GR L 40103; (June, 1983) (Digest)
G.R. No. L-40103 June 24, 1983
ARCADIO DUAY, SOLEDAD MAPA, ET AL., petitioners, vs. COURT OF INDUSTRIAL RELATIONS and INSULAR LUMBER CO. (PHILS.), INC., respondents.
FACTS
The Acting Prosecutor of the Iloilo branch of the Court of Industrial Relations (CIR) filed a complaint on behalf of 176 petitioners, charging Insular Lumber Company (ILCO) and the Allied Workers Association of the Philippines (AWA) with unfair labor practice. The petitioners alleged that after ILCO entered into a collective bargaining agreement (CBA) with AWA containing terms they considered onerous, they resigned from the union and stopped paying dues. ILCO subsequently dismissed them, which the petitioners claimed was an act of discrimination to discourage union activity, constituting unfair labor practice under Republic Act No. 875 .
ILCO and AWA denied the allegations, asserting that the petitioners remained union members and paid dues via check-off until their separation. The company contended that the dismissals were due to a necessary retrenchment program initiated in 1959 to forestall business closure, caused by economic difficulties such as exhaustion of timber resources, stiff foreign competition, and high taxes. The CIR found that the lay-offs occurred over a period from January 1960 to April 1961 as part of this planned streamlining.
ISSUE
The primary issue is whether the termination of the petitioners’ employment constituted unfair labor practice or was a lawful dismissal due to retrenchment based on economic grounds.
RULING
The Supreme Court affirmed the CIR resolution, dismissing the petition. The Court upheld the finding that the dismissals were due to retrenchment necessitated by ILCO’s economic difficulties and not due to the petitioners’ union activities. The legal logic centered on the distinction between dismissals under the unfair labor practice provisions of Republic Act No. 875 and dismissals under the Termination Pay Law ( Republic Act No. 1787 , amending Republic Act No. 1052 ).
For unfair labor practice under Section 4 of RA 875, the employer’s act must discriminate to encourage or discourage union membership. The CIR’s factual findings, which the Supreme Court found no reason to overturn, established that the lay-off plan predated the union resignations and was applied to both union and non-union members alike. The rehiring of some dismissed workers and their dependents further negated the claim of anti-union animus.

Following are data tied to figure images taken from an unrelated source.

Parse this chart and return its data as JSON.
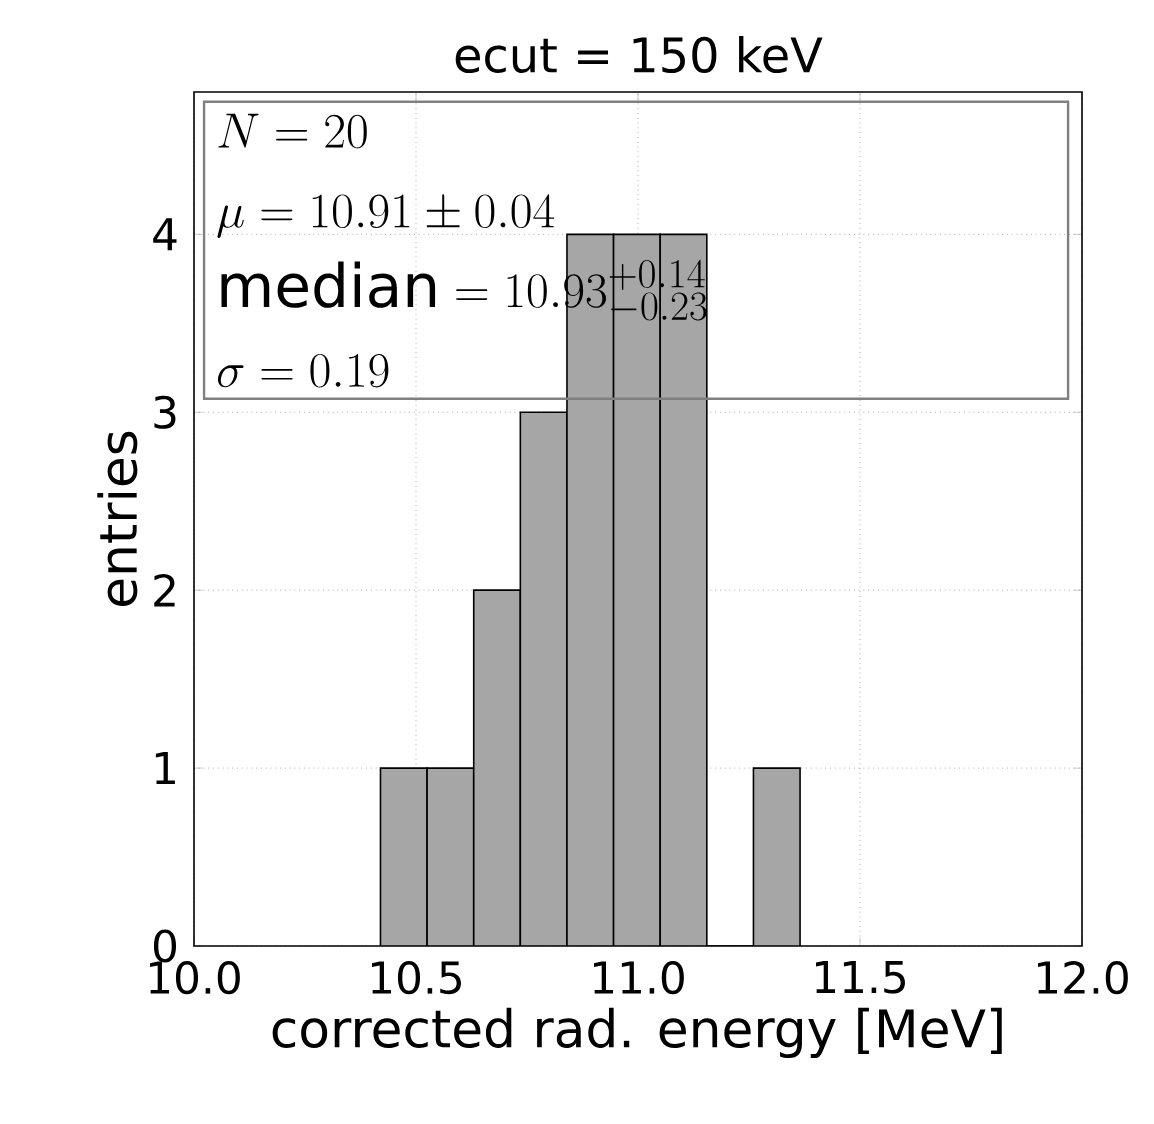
{
  "chart_data": {
    "type": "histogram",
    "title": "ecut = 150 keV",
    "xlabel": "corrected rad. energy [MeV]",
    "ylabel": "entries",
    "bins": [
      10.42,
      10.525,
      10.63,
      10.735,
      10.84,
      10.945,
      11.05,
      11.155,
      11.26,
      11.365
    ],
    "values": [
      1,
      1,
      2,
      3,
      4,
      4,
      4,
      0,
      1
    ],
    "color": "#a6a6a6",
    "xlim": [
      10.0,
      12.0
    ],
    "ylim": [
      0,
      4.8
    ],
    "xticks": [
      {
        "value": 10.0,
        "label": "10.0"
      },
      {
        "value": 10.5,
        "label": "10.5"
      },
      {
        "value": 11.0,
        "label": "11.0"
      },
      {
        "value": 11.5,
        "label": "11.5"
      },
      {
        "value": 12.0,
        "label": "12.0"
      }
    ],
    "yticks": [
      0,
      1,
      2,
      3,
      4
    ],
    "grid": true,
    "annotations": [
      "N = 20",
      "\\mu = 10.91 \\pm 0.04",
      "\\mathrm{median} = 10.93^{+0.14}_{-0.23}",
      "\\sigma = 0.19"
    ]
  }
}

Consequently, the dismissal was for an authorized cause under the Termination Pay Law. The Court clarified that retrenchment to prevent business closure is a “just cause” for termination under this law, but it is distinct from the complete “closing or cessation of operation” of the entire enterprise. Since the termination was due to retrenchment and not a complete shutdown, ILCO was liable for separation pay, as correctly ordered by the CIR en banc, subject to deductions for any gratuities already received under the CBA. The petitioners’ claim for reinstatement with back wages, which is a remedy for illegal dismissal, was therefore without basis.